The logic being that in the days of spinning media, evicting 124kb of cold page cache in favour of avoiding a seek a few microseconds later was definitely worth it (a seek being a ~14ms stall on rotating disks)

uxcn · on March 4, 2016

> Even if the DB server selectively read columns of each row (none of the common open source SQL databases do), they do so via the OS, which works in terms of pages. Reading a single byte of a page will cause a minimum of 4kb of IO to be made to the disk.

This is why I said it was high level, but hopefully illustrated the point. In addition to the disk page size, you also have all the various metadata associated with the file(s). So, reading a byte from a page can imply reading even more data than the block size (4KiB current).

> Now, unless you're using a DB server that uses O_DIRECT or POSIX_FADV_RANDOM (I just checked and Postgres doesn't), Linux will aggressively readahead at least (it's tunable) 128kb for any random read by default, so even issuing a one byte read to the kernel, device IO will still only occur in a minimum of 128kb chunks, with the remainder living in the page cache until userspace requests it.

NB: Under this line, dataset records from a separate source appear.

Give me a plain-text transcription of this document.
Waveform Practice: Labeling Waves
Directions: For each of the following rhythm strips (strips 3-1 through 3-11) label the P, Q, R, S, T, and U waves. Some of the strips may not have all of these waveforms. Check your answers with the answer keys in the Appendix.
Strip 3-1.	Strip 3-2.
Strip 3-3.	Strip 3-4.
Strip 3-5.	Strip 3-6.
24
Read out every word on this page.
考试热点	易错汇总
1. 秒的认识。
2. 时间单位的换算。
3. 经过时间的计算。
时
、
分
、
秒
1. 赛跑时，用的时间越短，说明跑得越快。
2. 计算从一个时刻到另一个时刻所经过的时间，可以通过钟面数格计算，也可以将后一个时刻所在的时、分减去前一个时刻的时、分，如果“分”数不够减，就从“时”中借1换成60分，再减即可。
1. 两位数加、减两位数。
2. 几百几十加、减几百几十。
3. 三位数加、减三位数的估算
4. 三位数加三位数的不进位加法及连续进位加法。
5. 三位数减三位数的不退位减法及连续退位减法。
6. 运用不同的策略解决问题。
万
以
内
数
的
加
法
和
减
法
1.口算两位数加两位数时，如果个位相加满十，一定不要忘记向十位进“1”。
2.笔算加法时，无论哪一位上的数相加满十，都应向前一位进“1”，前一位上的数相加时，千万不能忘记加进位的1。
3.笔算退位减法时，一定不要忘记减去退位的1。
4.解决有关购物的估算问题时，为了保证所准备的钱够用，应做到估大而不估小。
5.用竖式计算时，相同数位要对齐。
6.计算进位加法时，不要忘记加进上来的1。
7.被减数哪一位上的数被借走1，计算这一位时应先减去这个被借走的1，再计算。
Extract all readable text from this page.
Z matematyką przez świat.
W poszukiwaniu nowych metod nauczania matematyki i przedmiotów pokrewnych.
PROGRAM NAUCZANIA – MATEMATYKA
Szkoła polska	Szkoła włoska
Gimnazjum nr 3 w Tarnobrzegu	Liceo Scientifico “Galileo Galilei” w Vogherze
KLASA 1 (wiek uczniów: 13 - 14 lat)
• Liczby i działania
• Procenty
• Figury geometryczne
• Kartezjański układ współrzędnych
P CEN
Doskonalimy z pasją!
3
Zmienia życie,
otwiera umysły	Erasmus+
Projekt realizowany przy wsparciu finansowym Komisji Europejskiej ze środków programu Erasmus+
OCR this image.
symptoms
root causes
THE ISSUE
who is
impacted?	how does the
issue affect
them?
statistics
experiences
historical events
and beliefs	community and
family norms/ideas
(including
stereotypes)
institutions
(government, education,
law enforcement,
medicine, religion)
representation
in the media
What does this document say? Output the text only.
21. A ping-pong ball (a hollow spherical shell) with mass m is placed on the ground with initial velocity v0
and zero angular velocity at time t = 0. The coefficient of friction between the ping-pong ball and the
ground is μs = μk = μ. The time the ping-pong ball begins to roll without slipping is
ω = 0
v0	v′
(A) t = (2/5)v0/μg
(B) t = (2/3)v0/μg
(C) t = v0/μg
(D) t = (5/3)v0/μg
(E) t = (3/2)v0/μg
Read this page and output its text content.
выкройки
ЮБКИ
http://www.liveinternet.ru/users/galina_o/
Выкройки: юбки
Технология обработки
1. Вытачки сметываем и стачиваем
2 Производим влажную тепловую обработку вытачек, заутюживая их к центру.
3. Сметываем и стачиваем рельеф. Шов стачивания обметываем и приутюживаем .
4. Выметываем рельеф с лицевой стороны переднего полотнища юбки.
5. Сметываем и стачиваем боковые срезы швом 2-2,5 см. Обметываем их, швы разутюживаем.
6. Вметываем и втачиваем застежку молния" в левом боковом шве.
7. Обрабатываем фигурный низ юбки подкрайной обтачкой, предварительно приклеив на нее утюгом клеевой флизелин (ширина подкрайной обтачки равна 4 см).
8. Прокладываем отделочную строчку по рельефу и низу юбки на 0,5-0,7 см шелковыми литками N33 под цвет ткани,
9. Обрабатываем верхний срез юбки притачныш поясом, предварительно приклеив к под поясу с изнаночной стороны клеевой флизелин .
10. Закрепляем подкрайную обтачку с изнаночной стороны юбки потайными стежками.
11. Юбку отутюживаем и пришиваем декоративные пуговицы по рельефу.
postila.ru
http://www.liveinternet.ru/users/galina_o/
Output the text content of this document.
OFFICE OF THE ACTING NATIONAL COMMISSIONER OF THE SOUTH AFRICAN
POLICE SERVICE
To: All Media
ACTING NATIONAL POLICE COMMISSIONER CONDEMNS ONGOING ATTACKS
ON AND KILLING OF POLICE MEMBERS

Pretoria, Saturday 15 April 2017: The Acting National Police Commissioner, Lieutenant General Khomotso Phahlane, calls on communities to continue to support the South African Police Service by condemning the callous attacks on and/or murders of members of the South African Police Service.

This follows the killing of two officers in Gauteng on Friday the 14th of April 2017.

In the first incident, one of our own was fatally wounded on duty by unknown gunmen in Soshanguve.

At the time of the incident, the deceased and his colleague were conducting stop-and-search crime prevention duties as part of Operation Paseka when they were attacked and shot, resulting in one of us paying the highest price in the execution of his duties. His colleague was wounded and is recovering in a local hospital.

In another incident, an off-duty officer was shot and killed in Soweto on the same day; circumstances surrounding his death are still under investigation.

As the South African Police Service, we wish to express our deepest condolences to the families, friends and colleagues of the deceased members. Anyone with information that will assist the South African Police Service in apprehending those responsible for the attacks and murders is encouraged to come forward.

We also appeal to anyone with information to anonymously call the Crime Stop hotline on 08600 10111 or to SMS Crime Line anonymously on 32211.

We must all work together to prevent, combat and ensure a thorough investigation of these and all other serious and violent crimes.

AFAIK, Linux only reads ahead if it detects a sequential pattern, or if you specify POSIX_FADV_SEQUENTIAL (double normal). But, as far as the query is concerned, all of the data read that isn't necessary is effectively subtracted from the overall throughput.

I was trying to illustrate the importance of seek latency (~80us vs. ~9-14ms), but yes there are a myriad of other concerns when you're trying to maximize disk throughput.

scurvy · on March 4, 2016

Not trying to nitpick, but don't most people running MySQL with innodb set O_DIRECT?

Dylan16807 · on March 4, 2016

It doesn't have to skip over data if that would slow it down. I would expect your typical database to have some kind of index or bitmap that can tell it what to grab fast enough to saturate the disk while avoiding unused data, but if it has to fall back to vacuuming up 1GB at a time then so be it.

jacquesm · on March 4, 2016

If you want to go even faster simply add as much RAM to your machine as your tables will consume when they're all in cache. That too is one of those tricks that makes problems just 'go away', it does still require a periodic flush but that can happen in a totally transparent fashion.

DanBC · on March 4, 2016

A blog post with some details and graphs would be appreciated by the HN readership.

scurvy · on March 4, 2016

> Has NVMe seen much enterprise adoption yet?

Have you tried to buy one in the past year? If you're not in the Fortune 100, fat effing chance! Here's how it goes, Samsung announces NVMe product, companies beat down their door screaming "take my money!" and Samsung conveniently "cancels" the product for sale. They made it. They just sold their entire production run to a handful of customers. Maybe, just maybe you can get a couple hundred units if you're willing to wait 3-4 months and someone returns some or changes an order after delivery (and you get the returns).

Even second tier (non Intel, non Samsung) suppliers are sold out. About the only thing you can buy now is HGST because no one wanted their stuff in the first place, and they jacked up their prices in response to other vendors' product shortages.

Yes, NVMe is on fire right now. Everyone wants it. I wouldn't put new tech like this into a 3-4 year old system because of a sunk cost fallacy. NVMe is not also exactly "new". They're already on version 1.2 (or 1.3) of the spec. Intel has gone through 2 major NVMe product revisions (with the third out in 3 months).

Also, Samsung isn't exactly breaking 3D NAND ground here. Novachips did it last year, and in a NVMe interface, too.

ianamartin · on March 4, 2016

Prices seem to be pretty volatile, indicating some difficulty filling demand.

But, you know, I'm not a fortune 100 company, and this seems to have a reasonable shipping time:

http://www.newegg.com/Product/Product.aspx?Item=N82E16820167...

virtuallynathan · on March 4, 2016

That's a consumer model - and I'd guess the 2.5in versions are selling faster than the PCIe add-on cards.

scurvy · on March 4, 2016

Yep, exactly this. You can generally find the add-on cards available, but most don't like them for replacement and quantity in a box reasons. They also don't fit in some of today's high density, multi node server chassis.

SFF-8639 (or U.2 as the branding is) is the way forward.